Increased radioresistance via G12S K-Ras by compensatory upregulation of MAPK and PI3K pathways in epithelial cancer.

BACKGROUND: Irradiation-induced signaling via the 2 pathways, Raf-MEK-ERK and PI3K-Akt, is known to be closely associated with a limited response to radiotherapy. In the present study we analyzed the relevance of constitutively active K-Ras for postradiogenic pathway stimulation and the option of coordinated inhibition to overcome these rescue mechanisms.

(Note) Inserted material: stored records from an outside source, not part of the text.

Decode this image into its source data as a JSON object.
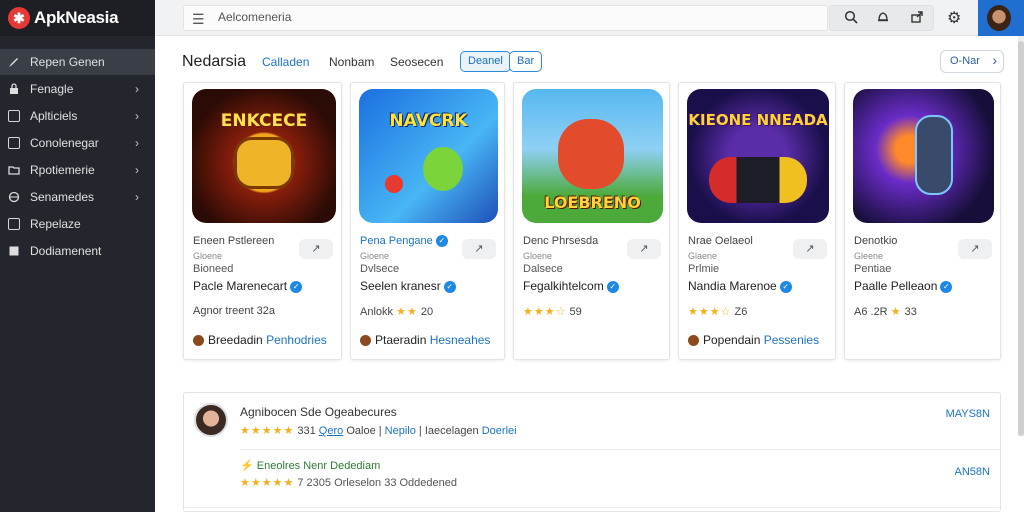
{
  "app": {
    "logo_letter": "✱",
    "title": "ApkNeasia"
  },
  "sidebar": {
    "items": [
      {
        "label": "Repen Genen",
        "icon": "pen-icon",
        "chevron": false
      },
      {
        "label": "Fenagle",
        "icon": "lock-icon",
        "chevron": true
      },
      {
        "label": "Aplticiels",
        "icon": "apps-icon",
        "chevron": true
      },
      {
        "label": "Conolenegar",
        "icon": "grid-icon",
        "chevron": true
      },
      {
        "label": "Rpotiemerie",
        "icon": "folder-icon",
        "chevron": true
      },
      {
        "label": "Senamedes",
        "icon": "globe-icon",
        "chevron": true
      },
      {
        "label": "Repelaze",
        "icon": "box-icon",
        "chevron": false
      },
      {
        "label": "Dodiamenent",
        "icon": "doc-icon",
        "chevron": false
      }
    ]
  },
  "topbar": {
    "search_value": "Aelcomeneria",
    "icons": [
      "search-icon",
      "bell-icon",
      "share-icon",
      "gear-icon",
      "avatar"
    ]
  },
  "section": {
    "title": "Nedarsia",
    "tabs": [
      "Calladen",
      "Nonbam",
      "Seosecen"
    ],
    "pills": [
      "Deanel",
      "Bar"
    ],
    "see_all": "O-Nar"
  },
  "cards": [
    {
      "art_title": "ENKCECE",
      "dev": "Eneen Pstlereen",
      "sub": "Gloene",
      "category": "Bioneed",
      "name": "Pacle Marenecart",
      "rating_prefix": "Agnor treent",
      "stars": "",
      "count": "32a",
      "publisher": "Breedadin",
      "publisher_link": "Penhodries"
    },
    {
      "art_title": "NAVCRK",
      "dev": "Pena Pengane",
      "sub": "Gioene",
      "category": "Dvlsece",
      "name": "Seelen kranesr",
      "rating_prefix": "Anlokk",
      "stars": "★★",
      "count": "20",
      "publisher": "Ptaeradin",
      "publisher_link": "Hesneahes"
    },
    {
      "art_title": "LOEBRENO",
      "dev": "Denc Phrsesda",
      "sub": "Gloene",
      "category": "Dalsece",
      "name": "Fegalkihtelcom",
      "rating_prefix": "",
      "stars": "★★★☆",
      "count": "59",
      "publisher": "",
      "publisher_link": ""
    },
    {
      "art_title": "KIEONE NNEADA",
      "dev": "Nrae Oelaeol",
      "sub": "Glaene",
      "category": "Prlmie",
      "name": "Nandia Marenoe",
      "rating_prefix": "",
      "stars": "★★★☆",
      "count": "Z6",
      "publisher": "Popendain",
      "publisher_link": "Pessenies"
    },
    {
      "art_title": "",
      "dev": "Denotkio",
      "sub": "Gleene",
      "category": "Pentiae",
      "name": "Paalle Pelleaon",
      "rating_prefix": "A6 .2R",
      "stars": "★",
      "count": "33",
      "publisher": "",
      "publisher_link": ""
    }
  ],
  "reviews": [
    {
      "title": "Agnibocen Sde Ogeabecures",
      "stars": "★★★★★",
      "count": "331",
      "link1": "Qero",
      "text": "Oaloe",
      "link2": "Nepilo",
      "text2": "Iaecelagen",
      "link3": "Doerlei",
      "right": "MAYS8N"
    },
    {
      "title": "Eneolres Nenr Dedediam",
      "stars": "★★★★★",
      "meta": "7 2305 Orleselon 33 Oddedened",
      "right": "AN58N"
    }
  ],
  "colors": {
    "sidebar_bg": "#23262d",
    "accent": "#1a73c4",
    "star": "#f2b01e",
    "brand_red": "#e53935"
  }
}
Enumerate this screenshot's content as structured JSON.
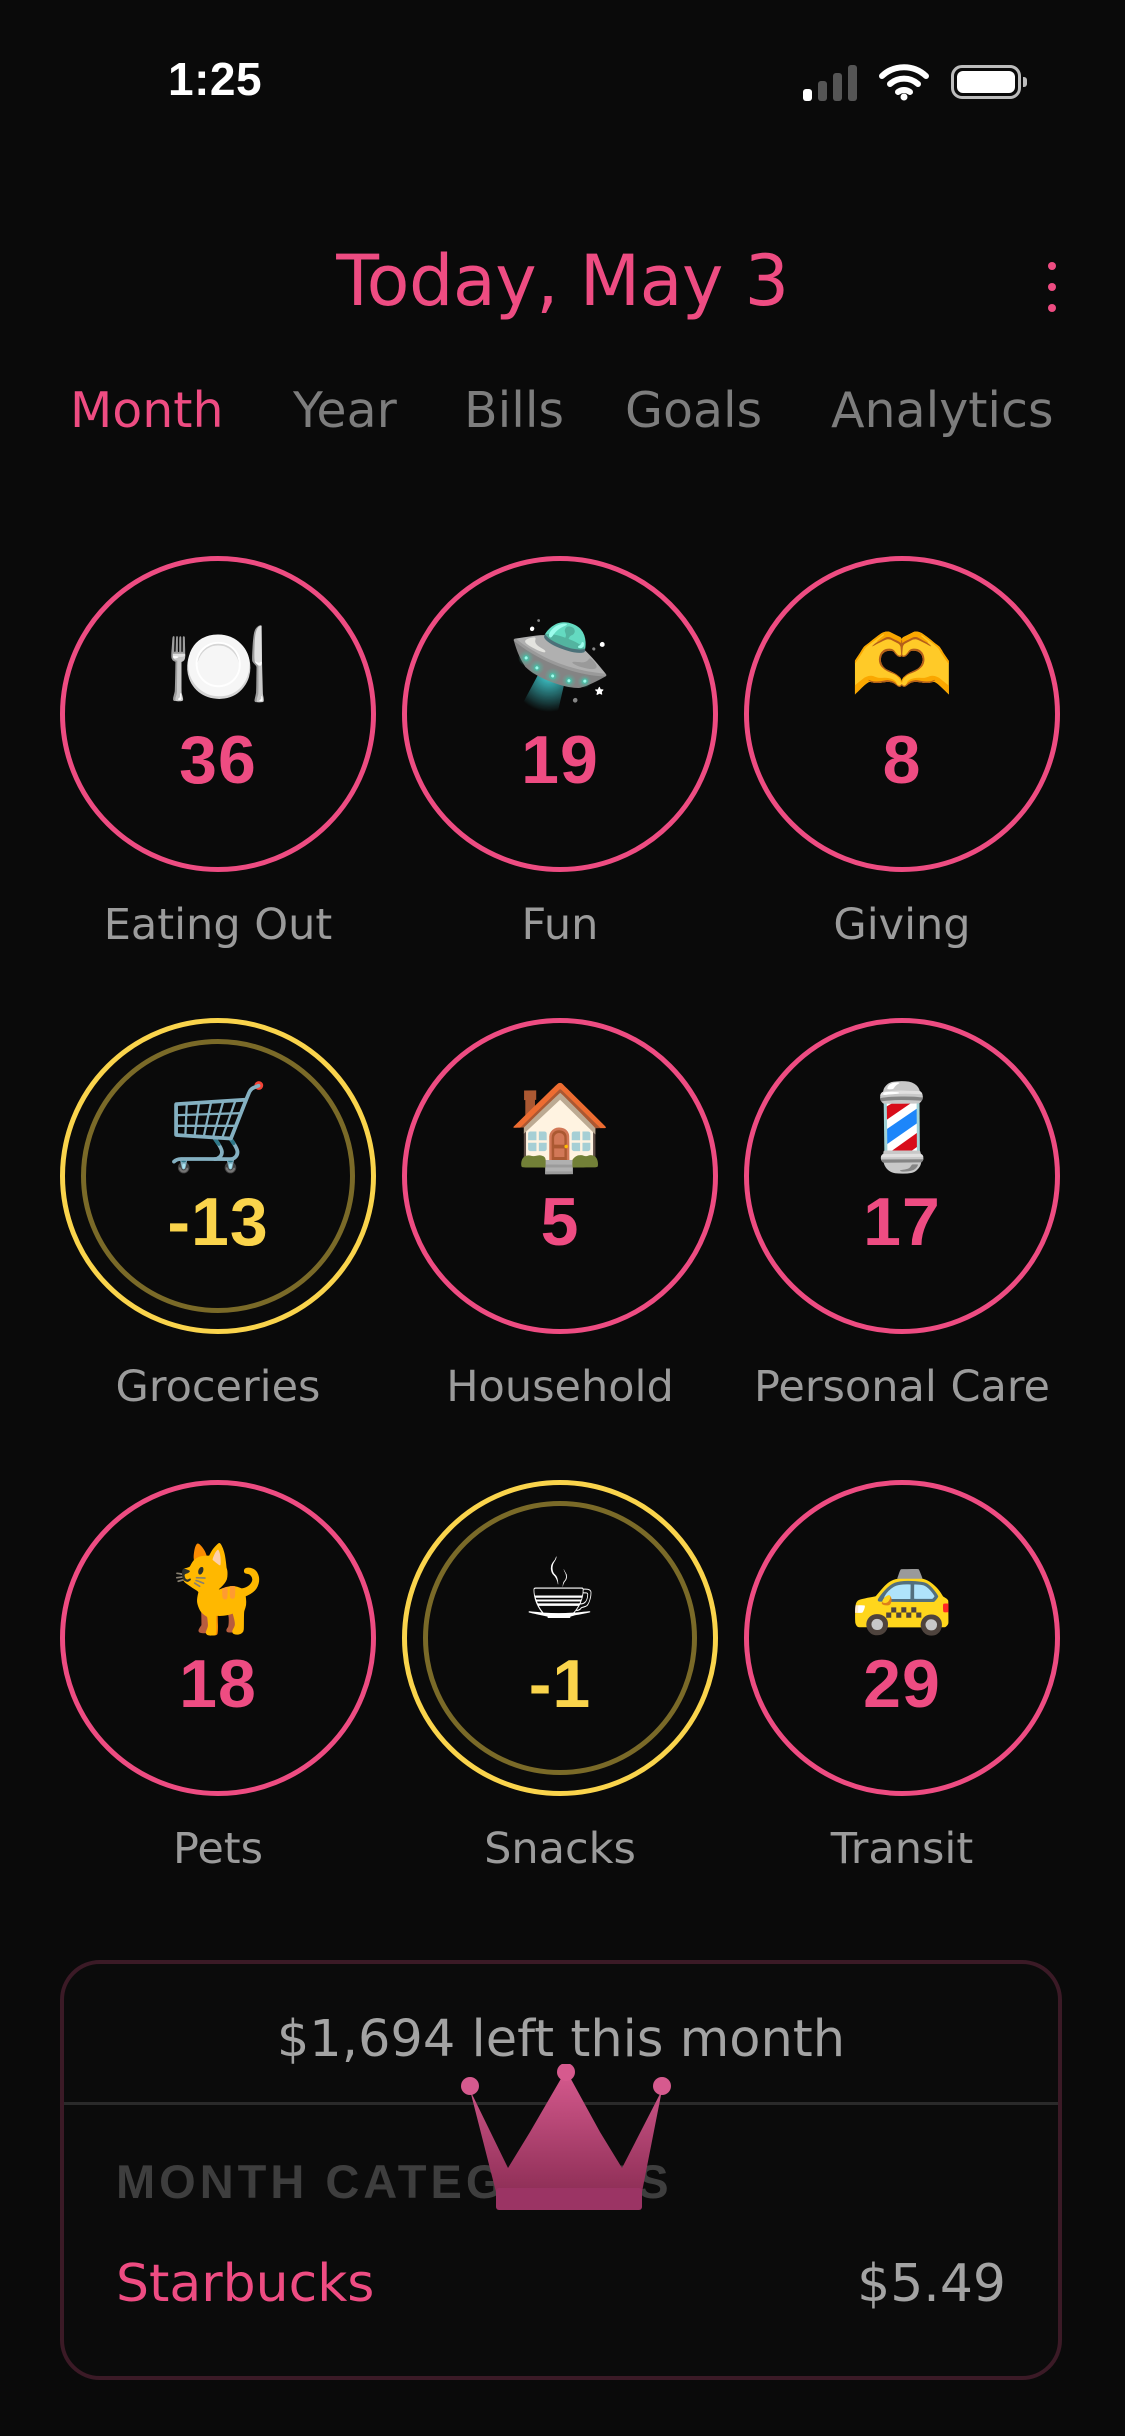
{
  "status_bar": {
    "time": "1:25",
    "signal_icon": "cellular-signal-icon",
    "wifi_icon": "wifi-icon",
    "battery_icon": "battery-icon"
  },
  "header": {
    "title": "Today, May 3",
    "menu_icon": "more-vertical-icon"
  },
  "tabs": [
    {
      "label": "Month",
      "active": true
    },
    {
      "label": "Year",
      "active": false
    },
    {
      "label": "Bills",
      "active": false
    },
    {
      "label": "Goals",
      "active": false
    },
    {
      "label": "Analytics",
      "active": false
    }
  ],
  "categories": [
    {
      "emoji": "🍽️",
      "icon": "plate-icon",
      "amount": "36",
      "label": "Eating Out",
      "status": "ok"
    },
    {
      "emoji": "🛸",
      "icon": "ufo-icon",
      "amount": "19",
      "label": "Fun",
      "status": "ok"
    },
    {
      "emoji": "🫶",
      "icon": "heart-hands-icon",
      "amount": "8",
      "label": "Giving",
      "status": "ok"
    },
    {
      "emoji": "🛒",
      "icon": "shopping-cart-icon",
      "amount": "-13",
      "label": "Groceries",
      "status": "over"
    },
    {
      "emoji": "🏠",
      "icon": "house-icon",
      "amount": "5",
      "label": "Household",
      "status": "ok"
    },
    {
      "emoji": "💈",
      "icon": "barber-pole-icon",
      "amount": "17",
      "label": "Personal Care",
      "status": "ok"
    },
    {
      "emoji": "🐈",
      "icon": "cat-icon",
      "amount": "18",
      "label": "Pets",
      "status": "ok"
    },
    {
      "emoji": "☕",
      "icon": "coffee-icon",
      "amount": "-1",
      "label": "Snacks",
      "status": "over"
    },
    {
      "emoji": "🚕",
      "icon": "taxi-icon",
      "amount": "29",
      "label": "Transit",
      "status": "ok"
    }
  ],
  "summary": {
    "left_text": "$1,694 left this month",
    "section_heading": "MONTH CATEGORIES",
    "crown_icon": "crown-icon",
    "transactions": [
      {
        "name": "Starbucks",
        "amount": "$5.49"
      }
    ]
  },
  "colors": {
    "accent": "#ee4c82",
    "warning": "#fad44c",
    "background": "#0a0a0a",
    "muted": "#9b9b9b"
  }
}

METHODS: We used 2 epithelial tumor cell lines as a model system, one of them harboring a G12S K-Ras mutation. Cells were irradiated and the effect of combined treatment with ionizing radiation and inhibitors on the expression of pERK and pAkt was determined by Western blotting. Additionally, clonogenic assays were performed to functionally analyze survival of the cell lines.
RESULTS: Compared with the nonmutated cells we observed the G12S cell line showing a clearly reduced response to inhibitor treatment under irradiation. In the case of pharmacologic inhibition of 1 of the pathways a compensatory upregulation of the second cascade leading to increased clonogenic survival seems feasible. However, there was a good functional response of this cell line to double inhibition with both compounds represented by minimized colony forming ability. The activation of ERK and Akt after irradiation was confirmed in xenotransplants showing elevated postradiogenic protein levels.
CONCLUSION: With our data we confirmed our hypothesis of postradiogenic constitutive activation of the 2 pathways both required for Ras-mediated radioresistance in epithelial cells. If this effect should prove itself as a general mechanism in Ras-mutated tumors, application of specific inhibitors to block both cascades in parallel could contribute to enhance radiosensitivity in these types of cancer.